Игорь Кондаков в тексте «Музыкальное путешествие в ХХ веке: из России и обратно» рассматривает произведения двух великих русских композиторов, Сергея Прокофьева и Дмитрия Шостаковича, через призму путешествий. Последний, правда, путешествовал, в основном, в воображении. А настоящая трагедия Прокофьева заключалась в том, что тот после эмиграции решил вернуться в СССР, социальных и бюрократических механизмов которого до конца не осознавал, и никак не мог понять, почему его произведения не ставят на сцене, хотя контракт уже подписан, а деньги заплачены. Прокофьев, согласно Кондакову, пытался все время примирить разные полюса русской культуры: «Своей шекспировски великой музыкой он звал к национальному примирению российских Монтекки и Капулетти — вчерашних „красных” и „белых”, советских людей и эмигрантов, представителей „нового” и „старого” мира, Советского Союза и Запада, реалистов и модернистов. Это ему не удалось, но в конечном счете, как говорят в наше время, „попытка засчитана”».

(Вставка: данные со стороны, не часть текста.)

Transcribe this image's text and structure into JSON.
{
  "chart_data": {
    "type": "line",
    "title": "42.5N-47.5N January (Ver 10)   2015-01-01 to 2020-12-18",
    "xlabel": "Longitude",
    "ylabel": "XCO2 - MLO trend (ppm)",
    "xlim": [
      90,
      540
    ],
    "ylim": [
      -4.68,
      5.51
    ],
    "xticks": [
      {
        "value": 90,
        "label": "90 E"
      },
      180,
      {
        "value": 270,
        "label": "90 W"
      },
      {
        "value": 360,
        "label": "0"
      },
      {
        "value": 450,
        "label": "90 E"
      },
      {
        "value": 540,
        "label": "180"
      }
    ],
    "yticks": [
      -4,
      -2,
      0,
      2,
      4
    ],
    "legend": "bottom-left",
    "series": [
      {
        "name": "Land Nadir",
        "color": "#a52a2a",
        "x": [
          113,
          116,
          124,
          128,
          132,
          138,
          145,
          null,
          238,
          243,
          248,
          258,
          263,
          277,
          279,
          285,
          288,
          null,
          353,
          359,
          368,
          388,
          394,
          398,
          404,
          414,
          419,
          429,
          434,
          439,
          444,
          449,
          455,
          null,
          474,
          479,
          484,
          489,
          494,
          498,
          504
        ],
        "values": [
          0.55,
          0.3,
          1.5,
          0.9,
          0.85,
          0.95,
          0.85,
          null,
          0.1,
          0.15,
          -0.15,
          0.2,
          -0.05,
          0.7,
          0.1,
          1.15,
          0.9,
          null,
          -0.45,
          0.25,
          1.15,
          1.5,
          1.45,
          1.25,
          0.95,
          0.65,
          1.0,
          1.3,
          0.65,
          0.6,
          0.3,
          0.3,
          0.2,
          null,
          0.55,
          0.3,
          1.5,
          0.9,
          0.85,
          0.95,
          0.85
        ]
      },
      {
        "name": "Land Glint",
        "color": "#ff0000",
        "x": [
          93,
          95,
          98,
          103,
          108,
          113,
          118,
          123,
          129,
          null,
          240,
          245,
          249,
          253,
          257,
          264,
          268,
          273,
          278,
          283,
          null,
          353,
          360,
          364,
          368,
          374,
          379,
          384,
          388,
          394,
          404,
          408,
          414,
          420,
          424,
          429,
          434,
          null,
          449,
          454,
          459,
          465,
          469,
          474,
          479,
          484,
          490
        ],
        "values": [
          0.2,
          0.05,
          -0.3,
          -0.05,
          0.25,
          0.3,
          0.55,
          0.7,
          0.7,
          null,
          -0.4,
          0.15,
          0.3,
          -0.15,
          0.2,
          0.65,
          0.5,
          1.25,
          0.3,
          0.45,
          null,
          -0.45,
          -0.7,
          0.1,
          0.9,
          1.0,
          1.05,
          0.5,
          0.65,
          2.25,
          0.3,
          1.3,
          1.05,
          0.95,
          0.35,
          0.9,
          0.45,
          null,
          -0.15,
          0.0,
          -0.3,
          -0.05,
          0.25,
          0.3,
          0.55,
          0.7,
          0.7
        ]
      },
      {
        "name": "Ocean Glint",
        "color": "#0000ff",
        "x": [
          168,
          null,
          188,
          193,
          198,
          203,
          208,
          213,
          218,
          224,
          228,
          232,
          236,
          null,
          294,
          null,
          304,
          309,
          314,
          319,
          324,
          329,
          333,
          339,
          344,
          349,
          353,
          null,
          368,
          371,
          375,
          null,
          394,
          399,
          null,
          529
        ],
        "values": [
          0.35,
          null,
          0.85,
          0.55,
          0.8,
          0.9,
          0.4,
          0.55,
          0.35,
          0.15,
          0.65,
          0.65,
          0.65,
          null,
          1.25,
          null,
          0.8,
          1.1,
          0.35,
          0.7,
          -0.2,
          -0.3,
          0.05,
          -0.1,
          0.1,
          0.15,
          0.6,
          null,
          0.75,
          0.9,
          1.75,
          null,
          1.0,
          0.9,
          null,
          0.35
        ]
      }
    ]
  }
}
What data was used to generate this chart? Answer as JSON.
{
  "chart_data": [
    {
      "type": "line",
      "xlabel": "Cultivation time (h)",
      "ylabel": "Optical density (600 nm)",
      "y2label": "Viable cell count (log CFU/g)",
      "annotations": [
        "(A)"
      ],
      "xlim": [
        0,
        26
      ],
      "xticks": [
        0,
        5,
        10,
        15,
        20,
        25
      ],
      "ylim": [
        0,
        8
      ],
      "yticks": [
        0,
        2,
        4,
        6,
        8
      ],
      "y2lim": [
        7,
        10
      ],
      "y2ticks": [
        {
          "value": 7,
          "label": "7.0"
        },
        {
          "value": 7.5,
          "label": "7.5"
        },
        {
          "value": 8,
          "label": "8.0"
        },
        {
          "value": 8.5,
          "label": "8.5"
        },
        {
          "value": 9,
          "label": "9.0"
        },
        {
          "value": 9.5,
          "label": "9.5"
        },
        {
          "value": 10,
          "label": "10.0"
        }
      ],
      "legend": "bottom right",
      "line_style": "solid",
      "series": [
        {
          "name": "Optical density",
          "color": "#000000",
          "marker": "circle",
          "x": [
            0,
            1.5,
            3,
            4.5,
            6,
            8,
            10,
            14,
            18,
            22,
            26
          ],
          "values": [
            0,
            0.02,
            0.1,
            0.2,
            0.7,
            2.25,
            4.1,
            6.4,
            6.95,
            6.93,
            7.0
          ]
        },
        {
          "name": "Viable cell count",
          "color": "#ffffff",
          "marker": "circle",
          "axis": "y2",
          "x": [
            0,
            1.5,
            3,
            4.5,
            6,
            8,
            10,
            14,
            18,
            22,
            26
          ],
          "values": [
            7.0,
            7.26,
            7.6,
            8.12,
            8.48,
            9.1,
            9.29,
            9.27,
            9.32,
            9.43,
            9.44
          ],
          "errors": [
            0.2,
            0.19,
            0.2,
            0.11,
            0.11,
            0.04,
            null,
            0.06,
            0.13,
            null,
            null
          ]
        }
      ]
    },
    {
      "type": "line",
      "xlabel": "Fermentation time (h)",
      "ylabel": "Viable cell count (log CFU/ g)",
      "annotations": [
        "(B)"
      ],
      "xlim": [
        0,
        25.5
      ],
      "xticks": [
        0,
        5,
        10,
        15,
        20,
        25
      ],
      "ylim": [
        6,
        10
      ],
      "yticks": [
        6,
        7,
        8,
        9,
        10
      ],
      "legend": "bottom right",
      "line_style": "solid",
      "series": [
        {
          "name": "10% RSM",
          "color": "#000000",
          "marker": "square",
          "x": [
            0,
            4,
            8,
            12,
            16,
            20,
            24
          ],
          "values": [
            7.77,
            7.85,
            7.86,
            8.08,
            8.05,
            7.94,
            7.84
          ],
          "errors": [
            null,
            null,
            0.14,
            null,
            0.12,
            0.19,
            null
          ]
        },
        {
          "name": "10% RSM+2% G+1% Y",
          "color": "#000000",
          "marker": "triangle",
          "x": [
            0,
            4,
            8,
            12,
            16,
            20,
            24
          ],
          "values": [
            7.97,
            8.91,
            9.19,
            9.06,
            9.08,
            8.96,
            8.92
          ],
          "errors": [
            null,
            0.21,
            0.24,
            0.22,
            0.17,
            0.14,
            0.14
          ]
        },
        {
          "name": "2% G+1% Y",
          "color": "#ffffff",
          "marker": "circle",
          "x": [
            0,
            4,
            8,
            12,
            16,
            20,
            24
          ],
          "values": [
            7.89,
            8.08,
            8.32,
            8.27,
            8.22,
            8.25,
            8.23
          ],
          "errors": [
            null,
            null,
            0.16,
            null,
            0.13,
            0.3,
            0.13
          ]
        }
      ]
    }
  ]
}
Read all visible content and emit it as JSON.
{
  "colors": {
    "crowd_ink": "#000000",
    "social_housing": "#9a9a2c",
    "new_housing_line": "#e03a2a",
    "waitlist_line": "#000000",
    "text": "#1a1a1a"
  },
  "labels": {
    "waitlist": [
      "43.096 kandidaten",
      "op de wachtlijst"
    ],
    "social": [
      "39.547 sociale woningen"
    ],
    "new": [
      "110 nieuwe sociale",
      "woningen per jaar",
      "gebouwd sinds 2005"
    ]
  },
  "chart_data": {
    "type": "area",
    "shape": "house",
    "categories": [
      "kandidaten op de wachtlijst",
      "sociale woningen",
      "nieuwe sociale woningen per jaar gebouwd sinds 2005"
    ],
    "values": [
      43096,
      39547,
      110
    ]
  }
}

Занятная статья Ольги Казниной рассказывает о путешествии Льюиса Кэрролла в Россию, послужившем, по мнению исследовательницы, побудительным мотивом для написания им «Алисы в Зазеркалье». Метафора России как Зазеркалья Запада, на мой взгляд, очень продуктивна. Но хочется добавить еще одну деталь. Когда Льюис Кэрролл посетил Петербург, он услышал церковное пение в Исаакиевском соборе и «отметил, что такого баса, как у дьякона, ему до сих пор не приходилось слышать». Выскажу предположение, что Кэрроллу удалось услышать знаменитого деда московской певицы, поэта и шамана Веры Сажиной. И таким образом от нас до Кэрролла оказывается всего несколько рукопожатий.

 

Сильвия Зассе. Яд в ухо. Исповедь и признание в русской литературе. Перевод с немецкого Б. Скуратова, И. Чубарова. М., РГГУ, 2012, 400 стр. («Россика / Русистика / Россиеведение»).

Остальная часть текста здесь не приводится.